Amplats falls after parent Anglo starts cutting majority stake

Anglo American Plc said it sold 13.94 million shares in Anglo American Platinum in a move to increase the South African firm’s free float ahead of a full exit.

The shares were sold at R515 apiece, raising R7.2 billion, London-listed Anglo said in a statement on Wednesday. That represented about 5.3% of Amplats’s total issued ordinary shares.

On Tuesday Anglo American South Africa announced the ‘accelerated bookbuild’ involving roughly 5% of its shares in Anglo Platinum (Amplats) as part of a previously announced plan to demerge its 78.56% stake in the world’s largest platinum group metals (PGM) producer.

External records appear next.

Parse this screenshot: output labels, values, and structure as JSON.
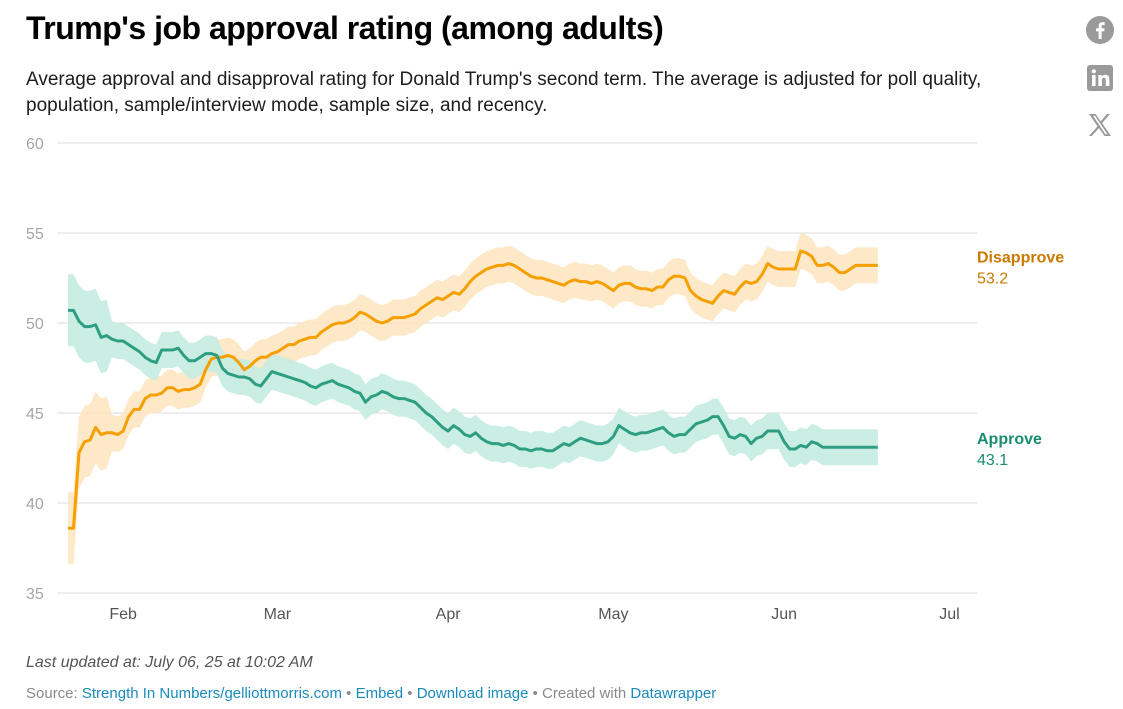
{
  "title": "Trump's job approval rating (among adults)",
  "subtitle": "Average approval and disapproval rating for Donald Trump's second term. The average is adjusted for poll quality, population, sample/interview mode, sample size, and recency.",
  "share_icons": [
    "facebook-icon",
    "linkedin-icon",
    "x-icon"
  ],
  "footer": {
    "updated": "Last updated at: July 06, 25 at 10:02 AM",
    "source_label": "Source: ",
    "source_link": "Strength In Numbers/gelliottmorris.com",
    "sep1": " • ",
    "embed": "Embed",
    "sep2": " • ",
    "download": "Download image",
    "created_prefix": " • Created with ",
    "created_link": "Datawrapper"
  },
  "colors": {
    "approve": "#2e9e83",
    "approve_band": "#c5ece1",
    "disapprove": "#f5a000",
    "disapprove_band": "#fde6c2",
    "approve_label": "#1a8c70",
    "disapprove_label": "#c97a00",
    "grid": "#dcdcdc",
    "link": "#1a8bbd"
  },
  "chart_data": {
    "type": "line",
    "title": "Trump's job approval rating (among adults)",
    "xlabel": "",
    "ylabel": "",
    "ylim": [
      35,
      60
    ],
    "yticks": [
      35,
      40,
      45,
      50,
      55,
      60
    ],
    "xlim": [
      20,
      187
    ],
    "x_unit": "day of year 2025",
    "xticks": [
      {
        "day": 32,
        "label": "Feb"
      },
      {
        "day": 60,
        "label": "Mar"
      },
      {
        "day": 91,
        "label": "Apr"
      },
      {
        "day": 121,
        "label": "May"
      },
      {
        "day": 152,
        "label": "Jun"
      },
      {
        "day": 182,
        "label": "Jul"
      }
    ],
    "end_day": 187,
    "series": [
      {
        "name": "Disapprove",
        "end_value": "53.2",
        "points": [
          [
            22,
            38.6
          ],
          [
            23,
            38.6
          ],
          [
            24,
            42.8
          ],
          [
            25,
            43.4
          ],
          [
            26,
            43.5
          ],
          [
            27,
            44.2
          ],
          [
            28,
            43.8
          ],
          [
            29,
            43.9
          ],
          [
            30,
            43.9
          ],
          [
            31,
            43.8
          ],
          [
            32,
            44.0
          ],
          [
            33,
            44.8
          ],
          [
            34,
            45.2
          ],
          [
            35,
            45.2
          ],
          [
            36,
            45.8
          ],
          [
            37,
            46.0
          ],
          [
            38,
            46.0
          ],
          [
            39,
            46.1
          ],
          [
            40,
            46.4
          ],
          [
            41,
            46.4
          ],
          [
            42,
            46.2
          ],
          [
            43,
            46.3
          ],
          [
            44,
            46.3
          ],
          [
            45,
            46.4
          ],
          [
            46,
            46.6
          ],
          [
            47,
            47.4
          ],
          [
            48,
            48.0
          ],
          [
            49,
            48.1
          ],
          [
            50,
            48.1
          ],
          [
            51,
            48.2
          ],
          [
            52,
            48.1
          ],
          [
            53,
            47.8
          ],
          [
            54,
            47.4
          ],
          [
            55,
            47.6
          ],
          [
            56,
            47.9
          ],
          [
            57,
            48.1
          ],
          [
            58,
            48.1
          ],
          [
            59,
            48.3
          ],
          [
            60,
            48.4
          ],
          [
            61,
            48.6
          ],
          [
            62,
            48.8
          ],
          [
            63,
            48.8
          ],
          [
            64,
            49.0
          ],
          [
            65,
            49.1
          ],
          [
            66,
            49.2
          ],
          [
            67,
            49.2
          ],
          [
            68,
            49.5
          ],
          [
            69,
            49.7
          ],
          [
            70,
            49.9
          ],
          [
            71,
            50.0
          ],
          [
            72,
            50.0
          ],
          [
            73,
            50.1
          ],
          [
            74,
            50.3
          ],
          [
            75,
            50.6
          ],
          [
            76,
            50.5
          ],
          [
            77,
            50.3
          ],
          [
            78,
            50.1
          ],
          [
            79,
            50.0
          ],
          [
            80,
            50.1
          ],
          [
            81,
            50.3
          ],
          [
            82,
            50.3
          ],
          [
            83,
            50.3
          ],
          [
            84,
            50.4
          ],
          [
            85,
            50.5
          ],
          [
            86,
            50.8
          ],
          [
            87,
            51.0
          ],
          [
            88,
            51.2
          ],
          [
            89,
            51.4
          ],
          [
            90,
            51.3
          ],
          [
            91,
            51.5
          ],
          [
            92,
            51.7
          ],
          [
            93,
            51.6
          ],
          [
            94,
            51.9
          ],
          [
            95,
            52.3
          ],
          [
            96,
            52.6
          ],
          [
            97,
            52.8
          ],
          [
            98,
            53.0
          ],
          [
            99,
            53.1
          ],
          [
            100,
            53.2
          ],
          [
            101,
            53.2
          ],
          [
            102,
            53.3
          ],
          [
            103,
            53.2
          ],
          [
            104,
            53.0
          ],
          [
            105,
            52.8
          ],
          [
            106,
            52.6
          ],
          [
            107,
            52.5
          ],
          [
            108,
            52.5
          ],
          [
            109,
            52.4
          ],
          [
            110,
            52.3
          ],
          [
            111,
            52.2
          ],
          [
            112,
            52.1
          ],
          [
            113,
            52.3
          ],
          [
            114,
            52.4
          ],
          [
            115,
            52.3
          ],
          [
            116,
            52.3
          ],
          [
            117,
            52.2
          ],
          [
            118,
            52.3
          ],
          [
            119,
            52.2
          ],
          [
            120,
            52.0
          ],
          [
            121,
            51.8
          ],
          [
            122,
            52.1
          ],
          [
            123,
            52.2
          ],
          [
            124,
            52.2
          ],
          [
            125,
            52.0
          ],
          [
            126,
            51.9
          ],
          [
            127,
            51.9
          ],
          [
            128,
            51.8
          ],
          [
            129,
            52.0
          ],
          [
            130,
            52.0
          ],
          [
            131,
            52.4
          ],
          [
            132,
            52.6
          ],
          [
            133,
            52.6
          ],
          [
            134,
            52.5
          ],
          [
            135,
            51.8
          ],
          [
            136,
            51.5
          ],
          [
            137,
            51.3
          ],
          [
            138,
            51.2
          ],
          [
            139,
            51.1
          ],
          [
            140,
            51.5
          ],
          [
            141,
            51.8
          ],
          [
            142,
            51.7
          ],
          [
            143,
            51.6
          ],
          [
            144,
            52.0
          ],
          [
            145,
            52.3
          ],
          [
            146,
            52.2
          ],
          [
            147,
            52.3
          ],
          [
            148,
            52.7
          ],
          [
            149,
            53.3
          ],
          [
            150,
            53.1
          ],
          [
            151,
            53.0
          ],
          [
            152,
            53.0
          ],
          [
            153,
            53.0
          ],
          [
            154,
            53.0
          ],
          [
            155,
            54.0
          ],
          [
            156,
            53.9
          ],
          [
            157,
            53.7
          ],
          [
            158,
            53.2
          ],
          [
            159,
            53.2
          ],
          [
            160,
            53.3
          ],
          [
            161,
            53.1
          ],
          [
            162,
            52.8
          ],
          [
            163,
            52.8
          ],
          [
            164,
            53.0
          ],
          [
            165,
            53.2
          ],
          [
            166,
            53.2
          ],
          [
            167,
            53.2
          ],
          [
            168,
            53.2
          ],
          [
            169,
            53.2
          ]
        ]
      },
      {
        "name": "Approve",
        "end_value": "43.1",
        "points": [
          [
            22,
            50.7
          ],
          [
            23,
            50.7
          ],
          [
            24,
            50.1
          ],
          [
            25,
            49.8
          ],
          [
            26,
            49.8
          ],
          [
            27,
            49.9
          ],
          [
            28,
            49.2
          ],
          [
            29,
            49.3
          ],
          [
            30,
            49.1
          ],
          [
            31,
            49.0
          ],
          [
            32,
            49.0
          ],
          [
            33,
            48.8
          ],
          [
            34,
            48.6
          ],
          [
            35,
            48.4
          ],
          [
            36,
            48.1
          ],
          [
            37,
            47.9
          ],
          [
            38,
            47.8
          ],
          [
            39,
            48.5
          ],
          [
            40,
            48.5
          ],
          [
            41,
            48.5
          ],
          [
            42,
            48.6
          ],
          [
            43,
            48.2
          ],
          [
            44,
            47.9
          ],
          [
            45,
            47.9
          ],
          [
            46,
            48.1
          ],
          [
            47,
            48.3
          ],
          [
            48,
            48.3
          ],
          [
            49,
            48.2
          ],
          [
            50,
            47.5
          ],
          [
            51,
            47.2
          ],
          [
            52,
            47.1
          ],
          [
            53,
            47.0
          ],
          [
            54,
            47.0
          ],
          [
            55,
            46.9
          ],
          [
            56,
            46.6
          ],
          [
            57,
            46.5
          ],
          [
            58,
            46.9
          ],
          [
            59,
            47.3
          ],
          [
            60,
            47.2
          ],
          [
            61,
            47.1
          ],
          [
            62,
            47.0
          ],
          [
            63,
            46.9
          ],
          [
            64,
            46.8
          ],
          [
            65,
            46.7
          ],
          [
            66,
            46.5
          ],
          [
            67,
            46.4
          ],
          [
            68,
            46.6
          ],
          [
            69,
            46.7
          ],
          [
            70,
            46.8
          ],
          [
            71,
            46.6
          ],
          [
            72,
            46.5
          ],
          [
            73,
            46.4
          ],
          [
            74,
            46.2
          ],
          [
            75,
            46.1
          ],
          [
            76,
            45.6
          ],
          [
            77,
            45.9
          ],
          [
            78,
            46.0
          ],
          [
            79,
            46.2
          ],
          [
            80,
            46.1
          ],
          [
            81,
            45.9
          ],
          [
            82,
            45.8
          ],
          [
            83,
            45.8
          ],
          [
            84,
            45.7
          ],
          [
            85,
            45.6
          ],
          [
            86,
            45.3
          ],
          [
            87,
            45.0
          ],
          [
            88,
            44.8
          ],
          [
            89,
            44.5
          ],
          [
            90,
            44.2
          ],
          [
            91,
            44.0
          ],
          [
            92,
            44.3
          ],
          [
            93,
            44.1
          ],
          [
            94,
            43.8
          ],
          [
            95,
            43.7
          ],
          [
            96,
            43.9
          ],
          [
            97,
            43.6
          ],
          [
            98,
            43.4
          ],
          [
            99,
            43.3
          ],
          [
            100,
            43.3
          ],
          [
            101,
            43.2
          ],
          [
            102,
            43.3
          ],
          [
            103,
            43.2
          ],
          [
            104,
            43.0
          ],
          [
            105,
            43.0
          ],
          [
            106,
            42.9
          ],
          [
            107,
            43.0
          ],
          [
            108,
            43.0
          ],
          [
            109,
            42.9
          ],
          [
            110,
            42.9
          ],
          [
            111,
            43.1
          ],
          [
            112,
            43.3
          ],
          [
            113,
            43.2
          ],
          [
            114,
            43.4
          ],
          [
            115,
            43.6
          ],
          [
            116,
            43.5
          ],
          [
            117,
            43.4
          ],
          [
            118,
            43.3
          ],
          [
            119,
            43.3
          ],
          [
            120,
            43.4
          ],
          [
            121,
            43.7
          ],
          [
            122,
            44.3
          ],
          [
            123,
            44.1
          ],
          [
            124,
            43.9
          ],
          [
            125,
            43.8
          ],
          [
            126,
            43.9
          ],
          [
            127,
            43.9
          ],
          [
            128,
            44.0
          ],
          [
            129,
            44.1
          ],
          [
            130,
            44.2
          ],
          [
            131,
            43.9
          ],
          [
            132,
            43.7
          ],
          [
            133,
            43.8
          ],
          [
            134,
            43.8
          ],
          [
            135,
            44.1
          ],
          [
            136,
            44.4
          ],
          [
            137,
            44.5
          ],
          [
            138,
            44.6
          ],
          [
            139,
            44.8
          ],
          [
            140,
            44.8
          ],
          [
            141,
            44.3
          ],
          [
            142,
            43.7
          ],
          [
            143,
            43.6
          ],
          [
            144,
            43.8
          ],
          [
            145,
            43.7
          ],
          [
            146,
            43.3
          ],
          [
            147,
            43.6
          ],
          [
            148,
            43.7
          ],
          [
            149,
            44.0
          ],
          [
            150,
            44.0
          ],
          [
            151,
            44.0
          ],
          [
            152,
            43.4
          ],
          [
            153,
            43.0
          ],
          [
            154,
            43.0
          ],
          [
            155,
            43.2
          ],
          [
            156,
            43.1
          ],
          [
            157,
            43.4
          ],
          [
            158,
            43.3
          ],
          [
            159,
            43.1
          ],
          [
            160,
            43.1
          ],
          [
            161,
            43.1
          ],
          [
            162,
            43.1
          ],
          [
            163,
            43.1
          ],
          [
            164,
            43.1
          ],
          [
            165,
            43.1
          ],
          [
            166,
            43.1
          ],
          [
            167,
            43.1
          ],
          [
            168,
            43.1
          ],
          [
            169,
            43.1
          ]
        ]
      }
    ]
  }
}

A bookbuild is a process of discovering what investors are prepared to pay for shares in advance of a sale.

Amplats shares were down as much as 9.2% as trading opened in Johannesburg where Anglo’s platinum-group metals subsidiary is listed. That’s the largest drop since April.

Anglo American successfully resisted BHP’s attempted takeover earlier this year by promising it could do a better job of uncorking value in the business, primarily by exiting its platinum, diamonds and coal businesses. The bookbuild announcement is the first step in that process.

The sale on Tuesday cut the number of Amplats shares to be distributed among Anglo shareholders and thus reduced so-called flowback — referring to investors offloading shares obtained through a merger or spinoff, for example, because their mandates don’t allow them to hold a stock.

The sale — at a 20% discount to the 30-day average share price — “may signal the extent of the value leakage in the restructuring process,” Bloomberg Intelligence analysts Grant Sporre and Alon Olsha wrote in a note.

Anglo’s persistent discount to net asset value painted a takeover target on its back, which BHP believed it could eliminate by ditching those parts of the business reckoned to be a drain on performance, such as Amplats and Kumba Iron Ore.

As both of these businesses are based in SA, this was interpreted as a vote of no confidence in the country.

London listing

During its recent interim results presentation, Anglo American announced that Amplats was considering a listing in London while retaining its primary listing on the JSE.

“Through this placing we are moving proactively to distribute some of our Anglo American Platinum shares into the hands of a wider range of investors ahead of the planned demerger,” said Anglo American CEO Duncan Wanblad in a statement.

“This is expected to increase share trading liquidity in the near term as well as mitigate the impact of flowback following the demerger as a result of fewer Anglo American Platinum shares being distributed to Anglo American’s shareholders.”

The proceeds from the share sale will reduce Anglo American’s net debt as part of a programme to refocus the group around copper, premium iron ore and crop nutrients.

Anglo’s restructuring – of which the bookbuild is a part – is intended to drive sustainable earnings into the future.

Anglo American’s share price spiked almost 30% following the announcement of the BHP bid in April, but it has since returned to pre-bid levels following weak interim results for the six months to June 2024.

Revenue was down 8%, and earnings per share were down 23%.

Amplats suffered a 19% slump in revenue for the six months to June 2024 due to falling PGM prices and reduced mining margins.

Anglo American SA is wholly owned by Anglo American plc. The group says it reserves the right to close the bookbuilding process at any time and will announce the results in due course.